关上暗门,皮耶尔捂着鼻子,猫腰前行,离开了零号楼。
零号楼内外都弥漫着刺鼻的酸臭味,他几乎要吐了。
江彻在问他:“皮耶尔,除了捕猎枪,手雷最好也揣几个。”
皮耶尔飞快回答:“带了!”
唐墨还没把首领的事情告诉江彻,皮耶尔就已经出发。他跑到一处稍高的地方,比较通风,酸臭味没有那么浓烈了。唐墨告知他附近一切安全,皮耶尔便跟江彻报告了首领的事情。
“首领在舰艇上?”
“应该是的。”皮耶尔眯起眼睛,趴在废墟上看着远处的舰艇。
掠夺者的舰艇悬空而停,没有任何着力点。如果这艘舰艇也是模仿人类的舰艇而建造的,那么毕罗格环的位置就应该在舰艇的尾部。想到自己进入舰艇之后还要检查完全舰,皮耶尔感到有些紧张。

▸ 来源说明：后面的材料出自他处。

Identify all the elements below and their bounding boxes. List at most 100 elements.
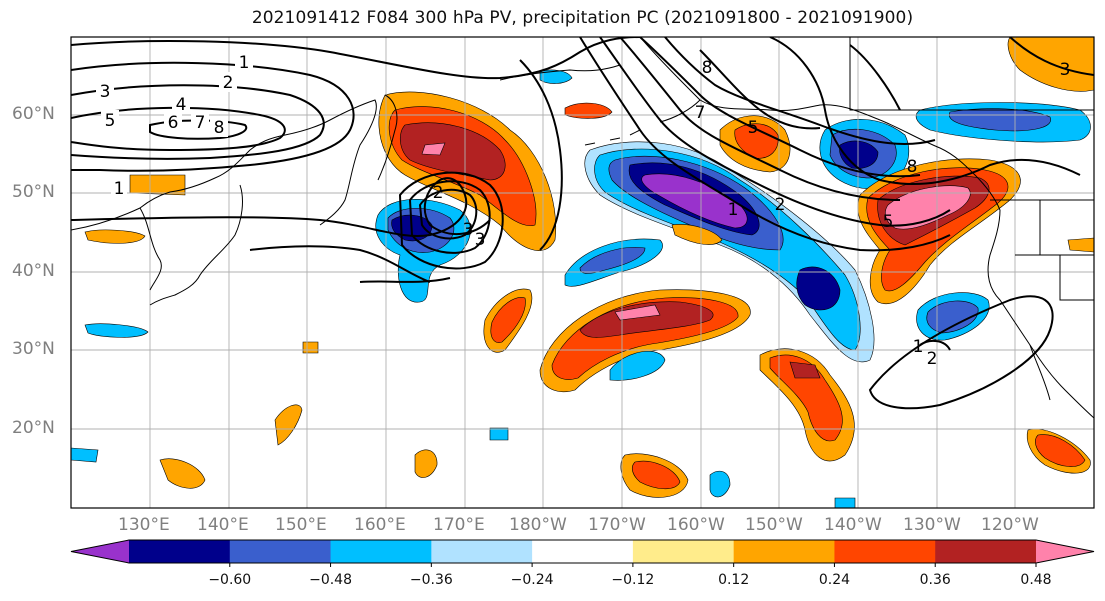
- coastlines: [71, 37, 1094, 419]
- pv-contour-cutoff-inner: [919, 339, 951, 351]
- pv-contour-1: [71, 37, 641, 80]
- pv-contours: [71, 37, 1094, 410]
- contour-label: 2: [775, 195, 786, 215]
- pv-contour-cutoff: [868, 295, 1054, 410]
- canada-border: [849, 37, 1094, 111]
- positive-anomaly: [1067, 237, 1094, 253]
- pv-contour-low-inner: [418, 188, 478, 240]
- contour-label: 2: [433, 183, 444, 203]
- pv-contour-labels: 1 2 3 4 5 6 7 8 1 2 3 3 8 7 5 1 2 5: [96, 52, 1070, 369]
- contour-label: 1: [728, 200, 739, 220]
- lat-label: 50°N: [12, 182, 55, 202]
- positive-anomaly: [579, 301, 714, 338]
- pv-contour-trough: [71, 177, 491, 237]
- negative-anomaly: [489, 427, 509, 441]
- contour-label: 1: [239, 53, 250, 73]
- negative-anomaly: [71, 447, 99, 463]
- colorbar-segment: [330, 540, 432, 563]
- korea-coastline: [139, 207, 162, 291]
- pv-contour-trough-east-1: [519, 59, 563, 251]
- contour-label: 3: [463, 220, 474, 240]
- map-area: 1 2 3 4 5 6 7 8 1 2 3 3 8 7 5 1 2 5: [71, 37, 1094, 508]
- lon-label: 170°E: [433, 515, 485, 535]
- us-state-borders: [1015, 200, 1094, 301]
- colorbar-tick-label: −0.48: [309, 572, 352, 588]
- pv-contour-trough-east-2: [579, 37, 951, 252]
- na-west-coastline: [987, 209, 1094, 419]
- colorbar-tick-label: −0.12: [611, 572, 655, 588]
- contour-label: 4: [176, 95, 187, 115]
- positive-anomaly: [734, 123, 779, 159]
- positive-anomaly: [400, 122, 506, 181]
- positive-anomaly: [631, 460, 681, 490]
- japan-coastline: [149, 184, 243, 306]
- colorbar-outline: [70, 539, 1095, 564]
- pv-contour-ridge-east-2: [849, 37, 1094, 111]
- lon-label: 160°E: [354, 515, 406, 535]
- positive-anomaly: [769, 354, 843, 442]
- positive-anomaly: [421, 142, 446, 156]
- lon-label: 150°W: [745, 515, 803, 535]
- positive-anomaly: [129, 174, 186, 196]
- colorbar-segment: [632, 540, 735, 563]
- lon-label: 140°E: [197, 515, 249, 535]
- pv-contour-ridge-east-3: [699, 49, 821, 130]
- colorbar-segment: [733, 540, 835, 563]
- positive-anomaly: [671, 224, 723, 245]
- contour-label: 5: [105, 111, 116, 131]
- pv-contour-low-mid: [408, 180, 491, 254]
- contour-label: 1: [114, 179, 125, 199]
- pv-contour-3: [71, 84, 325, 160]
- negative-anomaly: [84, 323, 149, 338]
- colorbar-tick-label: 0.12: [718, 572, 750, 588]
- negative-anomaly: [609, 351, 666, 381]
- colorbar-extension-max: [1036, 540, 1094, 563]
- negative-anomaly: [839, 140, 879, 169]
- colorbar-tick-label: 0.24: [818, 572, 851, 588]
- negative-anomaly: [709, 470, 731, 498]
- colorbar-segment: [431, 540, 533, 563]
- pv-contour-trough-east-4: [619, 37, 901, 201]
- contour-label: 8: [907, 157, 918, 177]
- negative-anomaly: [539, 69, 573, 84]
- pv-contour-trough-east-6: [664, 37, 936, 146]
- contour-label: 7: [195, 113, 206, 133]
- contour-label: 5: [883, 212, 894, 232]
- lat-label: 40°N: [12, 261, 55, 281]
- positive-anomaly: [1035, 434, 1086, 467]
- pv-contour-low-outer: [398, 171, 504, 270]
- positive-anomaly: [274, 404, 303, 446]
- colorbar-segment: [229, 540, 332, 563]
- positive-anomaly: [490, 297, 526, 343]
- positive-anomaly: [789, 361, 821, 379]
- lat-label: 30°N: [12, 339, 55, 359]
- negative-anomaly: [579, 247, 646, 274]
- contour-label: 2: [927, 349, 938, 369]
- pv-contour-ridge-east: [769, 37, 1081, 186]
- contour-label: 8: [702, 58, 713, 78]
- positive-anomaly: [159, 458, 206, 489]
- positive-anomaly: [614, 304, 661, 321]
- colorbar-tick-label: −0.24: [510, 572, 554, 588]
- contour-label: 3: [475, 230, 486, 250]
- pv-contour-trough-east-3: [599, 37, 951, 227]
- contour-label: 2: [223, 73, 234, 93]
- lon-label: 140°W: [824, 515, 882, 535]
- colorbar-tick-label: −0.60: [208, 572, 252, 588]
- lon-label: 150°E: [275, 515, 327, 535]
- asia-coastline: [71, 99, 377, 231]
- contour-label: 3: [1060, 60, 1071, 80]
- lon-label: 170°W: [588, 515, 646, 535]
- lon-label: 120°W: [981, 515, 1039, 535]
- lon-label: 130°E: [118, 515, 170, 535]
- lon-label: 130°W: [903, 515, 961, 535]
- colorbar-segment: [129, 540, 231, 563]
- colorbar-tick-label: 0.48: [1020, 572, 1052, 588]
- lon-label: 160°W: [667, 515, 725, 535]
- positive-anomaly: [84, 229, 146, 244]
- contour-label: 1: [913, 337, 924, 357]
- contour-label: 7: [695, 103, 706, 123]
- colorbar-segment: [935, 540, 1037, 563]
- lon-label: 180°W: [509, 515, 567, 535]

但更多的还是与紧张相伴的兴奋。他从未执行过这样的任务,这次也是自己提出来的,林尼却立刻答应了——这简直是极大的惊喜。
“舰艇周围没有任何掠夺者活动的痕迹。”唐墨提醒他,“速度快一点,起风了。”
皮耶尔低头看了看自己的战斗服。战斗服可以隔绝红外和测温仪的窥探,但没办法掩盖他的气味。他咬咬牙,蹲下来从身边的掠夺者尸体上抓了几把血液与黏糊糊的东西,涂在了战斗服外层上。
等他跑到舰艇下方,那臭味已经没有任何攻击力了。皮耶尔甚至觉得自己可以跟掠夺者和睦相处一辈子,他已经习惯了这种味道!
舰艇下方也仍旧是军事基地的废墟,这是绝好的隐蔽。
皮耶尔掏出捕猎枪,心脏怦怦直跳。捕猎枪的箭头已经被他拆了换成了厚实的吸盘。
他能看到舰艇下方的黑色岩块之间的一个黑色洞口。掠夺者就是从那里下来的,而他也将要从那里钻进去。
“如果我牺牲了,请告诉我的父母,皮耶尔到死都没有胆怯……”
“不要再说话了。”唐墨打断了他的话,“我不会说的。有什么话请你自己对他们说。”
皮耶尔忍受了唐墨的小气,咬紧牙关,冲着洞口旁的黑色岩块,举起了捕猎枪。
拴紧了绳子的吸盘激射而出,呼啸着直窜向掠夺者的舰艇。
它紧紧扣住了黑色的岩块。
皮耶尔拉扯几下,没有松动。吸盘非常稳。
“……我出发了。”他对通讯器说。
此时不在此处的五个人都听到了他的话。
“成了。”江彻一直在认真听着皮耶尔那边的动静,“皮耶尔开始攀爬。”
奥维德更换了一个弹夹,头也不抬:“我们真的没法和林尼他们联系上了?”
“嗯。”
奥维德看样子有些懊恼:“我们应该往东边去的。如果掠夺者发现了凤凰号,或许宋君行有些什么办法制止它们。”
说这些话已经没有意义了。江彻沉默着警戒。他们已经进入森林。森林中四处散发着微光,是掠夺者在活动。
它们似乎在寻找或者鉴定什么,不断拾取地上的石块和植物进行观察。
由于掠夺者们并不分散,江彻和奥维德不敢贸然出手。森林外围的掠夺者他们已经基本清扫干净了,就只剩下这里的。
江彻和奥维德都爬上了树,端着狙击枪,寻找目标。
掠夺者的听力似乎并不好,它们要通过相互接触的方式来传递讯息,透明的拟态部分会纠缠在一起,几乎融成一体。
奥维德扭头问江彻:“你的伤还疼吗?”
“皮外伤而已。”江彻宽慰他,“过两天就好了。”
这是方才在森林外面狙击掠夺者的时候遭到的反击。那个掠夺者是江彻的目标,原本一直站着不动,却在江彻开枪的瞬间突然弯下了腰。子弹穿透了它的腹部,却没有对“脏器”造成任何致命伤。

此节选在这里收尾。